60 ヴァリアード一緒に食事しよう
ヴァリアードはラルフの執務室に移転で戻ってきた。
「お帰り。疲れ顔だな…大丈夫か?ご飯を一緒に食べよう。ここで食べてもいいかい?サラお願いできる?」
「あぁ少し話さないといけない事が出てきた。」
「あぁ分かったよ。なっ…まず食べよう。」二人で食べ始めた。
「おぉマス!タスワンズ湖の〜美味しい季節か?皆で釣ったなぁ…」
「はい。先程執事長と侍女長が先に移転で到着しまして…お土産でオハギと一緒に…
ルノア様の好物だからと。あと皆様のお好きなミタラシやらオヤキも沢山お持ちしておりましたよ。」
「ラルフも生活が落ち着きそうだな。良かったな。」
「あぁ…ようやく当たり前の生活が出来そうだ。
なかなか安心して食事は出来なかったし、お茶もいつもエミリアが作った緑茶を持ち歩いてたしな…

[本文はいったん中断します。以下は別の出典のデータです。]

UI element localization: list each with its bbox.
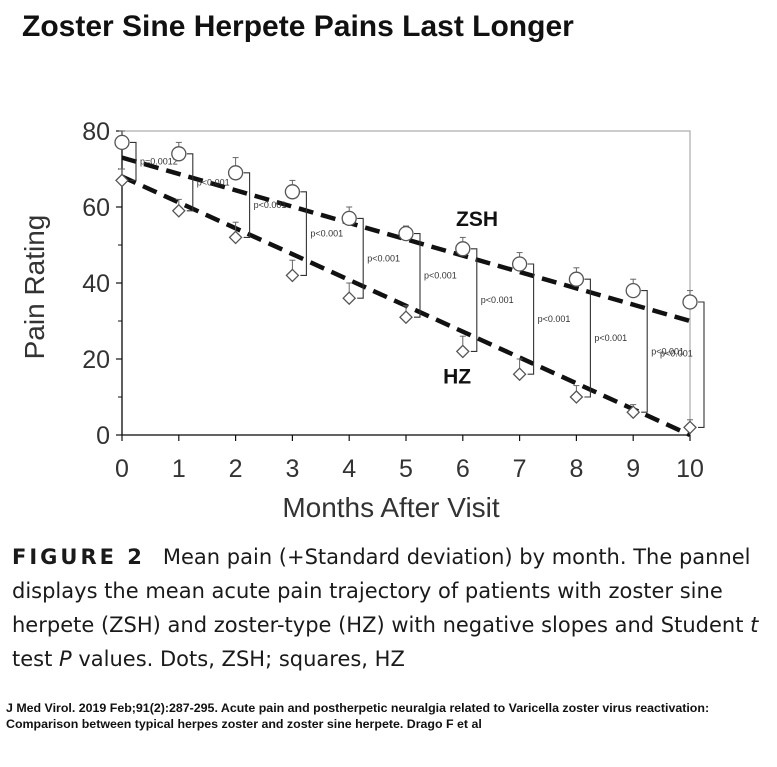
x-tick-label: 7 (513, 455, 527, 483)
p-value-label: p<0.001 (481, 295, 514, 305)
hz-point (115, 173, 129, 188)
y-tick-label: 40 (82, 270, 110, 298)
zsh-point (682, 294, 698, 310)
zsh-point (568, 271, 585, 287)
hz-point (626, 405, 641, 420)
p-bracket (527, 263, 535, 375)
zsh-point (625, 282, 641, 299)
zsh-point (284, 184, 301, 200)
p-value-label: p<0.001 (651, 346, 684, 356)
hz-point (512, 367, 527, 382)
chart-axes: 0 20 40 60 80 0 1 2 3 4 5 6 7 8 9 10 Months After Visit P… (19, 118, 704, 523)
x-axis-label: Months After Visit (282, 492, 500, 523)
p-bracket (357, 217, 364, 299)
series-label-hz: HZ (443, 366, 471, 389)
trend-lines (121, 155, 691, 438)
y-axis-label: Pain Rating (19, 215, 50, 360)
caption-text-3: values. Dots, ZSH; squares, HZ (71, 647, 405, 671)
page-title: Zoster Sine Herpete Pains Last Longer (22, 10, 574, 43)
zsh-point (227, 165, 244, 181)
zsh-point (341, 210, 357, 227)
p-value-label: p=0.0012 (140, 156, 178, 166)
caption-text-1: Mean pain (+Standard deviation) by month… (12, 545, 751, 637)
x-tick-label: 9 (626, 455, 640, 483)
zsh-point (398, 225, 414, 242)
p-value-label: p<0.001 (538, 314, 571, 324)
y-tick-label: 20 (82, 346, 110, 374)
zsh-point (511, 256, 528, 272)
hz-point (399, 310, 413, 325)
x-tick-label: 0 (115, 455, 129, 483)
p-bracket (414, 233, 421, 318)
hz-point (342, 291, 357, 306)
figure-label: FIGURE 2 (12, 545, 145, 569)
hz-point (455, 344, 470, 359)
p-bracket (300, 191, 307, 276)
chart-labels: ZSH HZ (443, 208, 498, 389)
hz-point (285, 268, 300, 283)
x-tick-label: 2 (229, 455, 243, 483)
hz-point (683, 420, 697, 435)
pain-chart: 0 20 40 60 80 0 1 2 3 4 5 6 7 8 9 10 Months After Visit P… (19, 118, 705, 523)
caption-p: P (59, 647, 72, 671)
figure-caption: FIGURE 2 Mean pain (+Standard deviation) … (12, 540, 772, 676)
x-tick-label: 6 (456, 455, 470, 483)
p-value-label: p<0.001 (197, 177, 230, 187)
p-value-label: p<0.001 (594, 333, 627, 343)
p-value-label: p<0.001 (424, 270, 457, 280)
p-bracket (470, 248, 478, 352)
x-tick-label: 3 (285, 455, 299, 483)
zsh-point (114, 134, 130, 151)
p-value-label: p<0.001 (660, 349, 693, 359)
p-bracket (186, 153, 194, 212)
p-bracket (130, 141, 137, 181)
series-label-zsh: ZSH (456, 208, 498, 231)
hz-point (171, 203, 186, 218)
p-value-label: p<0.001 (310, 229, 343, 239)
x-tick-label: 4 (342, 455, 356, 483)
caption-t: t (750, 613, 759, 637)
p-bracket (584, 278, 591, 398)
y-tick-label: 60 (82, 194, 110, 222)
trend-line-zsh (121, 155, 691, 324)
p-bracket (641, 290, 648, 413)
x-tick-label: 1 (172, 455, 186, 483)
x-tick-label: 8 (569, 455, 583, 483)
citation: J Med Virol. 2019 Feb;91(2):287-295. Acu… (6, 701, 710, 731)
hz-point (569, 390, 584, 404)
y-tick-label: 80 (82, 118, 110, 146)
x-tick-label: 10 (676, 455, 704, 483)
p-value-label: p<0.001 (254, 200, 287, 210)
data-markers (114, 130, 698, 435)
x-tick-label: 5 (399, 455, 413, 483)
p-value-brackets: p=0.0012p<0.001p<0.001p<0.001p<0.001p<0.… (130, 141, 705, 428)
zsh-point (171, 146, 187, 162)
p-value-label: p<0.001 (367, 253, 400, 263)
hz-point (228, 230, 243, 245)
p-bracket (698, 301, 705, 428)
p-bracket (243, 172, 251, 238)
caption-text-2: test (12, 647, 60, 671)
y-tick-label: 0 (96, 422, 110, 450)
zsh-point (455, 241, 471, 257)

なるべく食事は一緒に取ろう。ルノアが私達を心配するからな。」
ゆっくり食後のオハギと緑茶を食べた。
「ラルフいつ目が覚めるのか聞いたか?」
「あぁ…四日目の朝だと二人の魔力が多いから時間がかかると聞いた。
竜人同士だと調整は必要がない場合もあるみたいだな。
白本も青本も読んだよ。俺達の年齢以上狂わずに孤独の中ただルノアを待っていたと聞いて…

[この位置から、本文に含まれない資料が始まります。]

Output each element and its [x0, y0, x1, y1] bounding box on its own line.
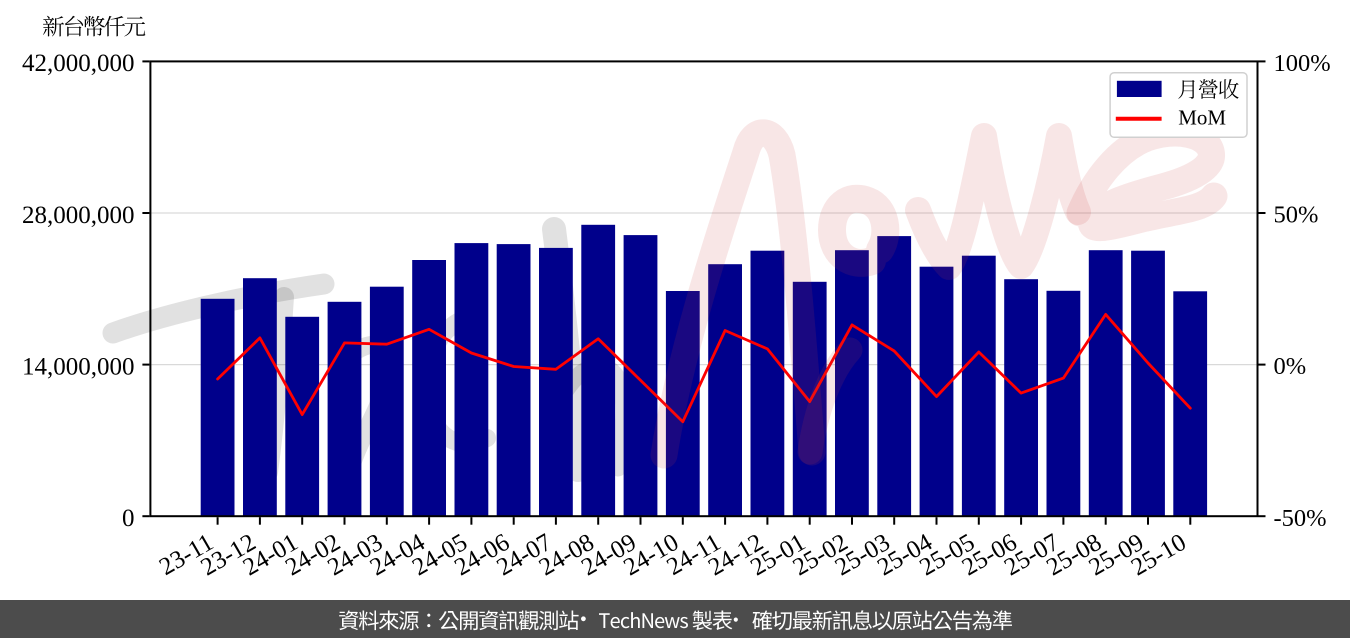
svg-text:MoM: MoM — [1178, 105, 1226, 129]
svg-text:14,000,000: 14,000,000 — [22, 353, 135, 380]
svg-text:0: 0 — [122, 505, 135, 532]
svg-text:42,000,000: 42,000,000 — [22, 50, 135, 77]
svg-text:50%: 50% — [1274, 202, 1319, 229]
svg-text:100%: 100% — [1274, 50, 1331, 77]
svg-text:28,000,000: 28,000,000 — [22, 202, 135, 229]
svg-text:0%: 0% — [1274, 353, 1307, 380]
svg-text:-50%: -50% — [1274, 505, 1327, 532]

少し羨ましいような恐ろしいような…ただ見て見ぬふりをしてあげようとは少し思ったな。
福ちゃんにもサラやヴァリーもお願いしたいかなとは思ったが…ヴァリーは無理そうだな」
「難しいけどルノア次第だな。まず嫌がることはクローはできないと思うから。大丈夫じゃないか?」
「竜皇国はヴァリーは?行った事はあるのか?俺はもちろんないが」
「ないよ。体がなぁ…とにかく辛かったし魔塔の問題もあったしな。ラルフ。話をしてもいいか?今後の話を…」
「あぁ残念な話になるんだな。聞くのが怖いよ」
ヴァリアードが王の面会からの三人の密談までの話をした。ハーマイルの隠密の話を聞いて…
「ヴァリー試したかったとか…やってみたかったではないよな?遊びすぎてないか?」
「いや試さなくちゃ駄目だろ?実際使える場所なんていつあるか分からないんだから…
ただクローは俺に何をさせたいのか?不安だ。」